Dia mengangkat telepon dari rekan kerjanya ya? Aida hanya tebak-tebakan saja
Reiko: Oh tidak masalah jam segini saya juga sudah bangun makanya tadi saya mengirim pesan pada Bapak untuk mengkonfirmasi yang tadi malam Bapak kirimkan itu tapi saya sudah tidur sepertinya jadi tidak membalasnya.
Eleh, aku yakin dia pasti belum tidur hanya saja tidak sempat membalasnya karena sedang berduaan dengan wanita itu, bisik di dalam hati Aida yang sebenarnya juga tidak tahu jam berapa Sandi mengirim pesan.
Saat itu memang Reiko sudah tidur.
Reiko: Baik kalau begitu Pak sampai ketemu nanti di sana. Saya akan datang jam empat sore sesuai dengan jam yang tadi Bapak tentukan.
Namun ketika mendengar ucapan dari Reiko hati Aida sedikit tak enak.

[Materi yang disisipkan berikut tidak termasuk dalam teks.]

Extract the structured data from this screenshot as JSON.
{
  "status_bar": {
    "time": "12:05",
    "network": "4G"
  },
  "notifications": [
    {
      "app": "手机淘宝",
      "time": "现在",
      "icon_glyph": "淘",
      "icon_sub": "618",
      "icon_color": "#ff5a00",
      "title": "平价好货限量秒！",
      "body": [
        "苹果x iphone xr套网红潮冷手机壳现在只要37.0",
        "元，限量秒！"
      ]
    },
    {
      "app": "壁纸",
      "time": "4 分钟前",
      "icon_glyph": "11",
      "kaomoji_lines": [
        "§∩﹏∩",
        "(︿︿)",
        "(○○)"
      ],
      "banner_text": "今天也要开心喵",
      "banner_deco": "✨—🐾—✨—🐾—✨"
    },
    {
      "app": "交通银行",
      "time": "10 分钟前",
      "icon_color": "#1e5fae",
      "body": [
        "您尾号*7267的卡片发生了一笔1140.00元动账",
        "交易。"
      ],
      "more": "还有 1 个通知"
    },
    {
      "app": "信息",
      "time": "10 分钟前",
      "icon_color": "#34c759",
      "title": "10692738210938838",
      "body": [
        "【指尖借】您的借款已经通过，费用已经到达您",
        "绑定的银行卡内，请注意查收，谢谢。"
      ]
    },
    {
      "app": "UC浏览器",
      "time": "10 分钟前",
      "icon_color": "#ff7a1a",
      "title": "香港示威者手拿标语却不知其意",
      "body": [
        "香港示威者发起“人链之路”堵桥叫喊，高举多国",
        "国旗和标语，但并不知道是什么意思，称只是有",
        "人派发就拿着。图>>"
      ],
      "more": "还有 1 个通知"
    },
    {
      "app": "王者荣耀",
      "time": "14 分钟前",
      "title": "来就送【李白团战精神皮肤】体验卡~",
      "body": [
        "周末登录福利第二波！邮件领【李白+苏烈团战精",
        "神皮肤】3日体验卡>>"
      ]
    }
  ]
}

Jadi hari ini aku akan ditinggal sendirian di rumah ini karena dia ada kerjaannya? bisiknya lagi menduga-duga.
Ya biarlah. Lagian lebih bagus begitu. Dan mungkin aku bisa mencoba meminta padanya perawatan? Tapi aku rasa tanganku sudah bisa bergerak. Semoga saja dokter Silvy bisa memberikan sesuatu yang melegakan sehingga aku bisa jalan dan tak perlu lagi minta tolong padanya. Ini adalah harapan Aida di saat ini dia tidak bicara juga dan ketika Reiko sudah menutup teleponnya dia juga tidak mengganggu dan menanyakan apapun.
"Allahu akbar allahu akbar allahu akbar." Wanita itu melanjutkan lafadz dzikirnya di saat Reiko juga sibuk dengan pekerjaannya kembali.
Mereka tak bicara sampai akhirnya
ALLAHU AKBAR ALLAHU AKBAR.
Suara adzan itu berbarengan dengan Reiko yang sudah menutup laptop dan berkasnya.
"Sebentar aku siapin makan dulu ya."
Reiko sudah berdiri dari duduknya dan keluar tanpa bicara banyak lagi membiarkan Aida sendiri di dalam dengan dirinya melangkah cepat menuju dapur
"Aku paling sebal kalau harus meninggalkan cucian kotor dan sudah bau," gerutu Reiko, melihat cucian yang menumpuk itu.
Sebetulnya sih hanya ada empat piring, beberapa sendok dan satu mangkuk. Tapi tetap menyebalkan untuknya.
"Heish, cuci piring dululah." Reiko melakukan apa yang ingin dilakukannya secepat mungkin. Saat ini dia sudah memakai sarung tangan dan tentu saja tangannya tidak kotor.
Semuanya sudah masuk ke lemari.
Tinggal buat makanan, seru di dalam hatinya dan kini dirinya juga sudah menyiapkan bahan-bahannya itu
Dan tanpa disangka oleh Reiko.
"Sayang, kenapa kamu yang ada di dapur? Mana wanita pemalas itu?"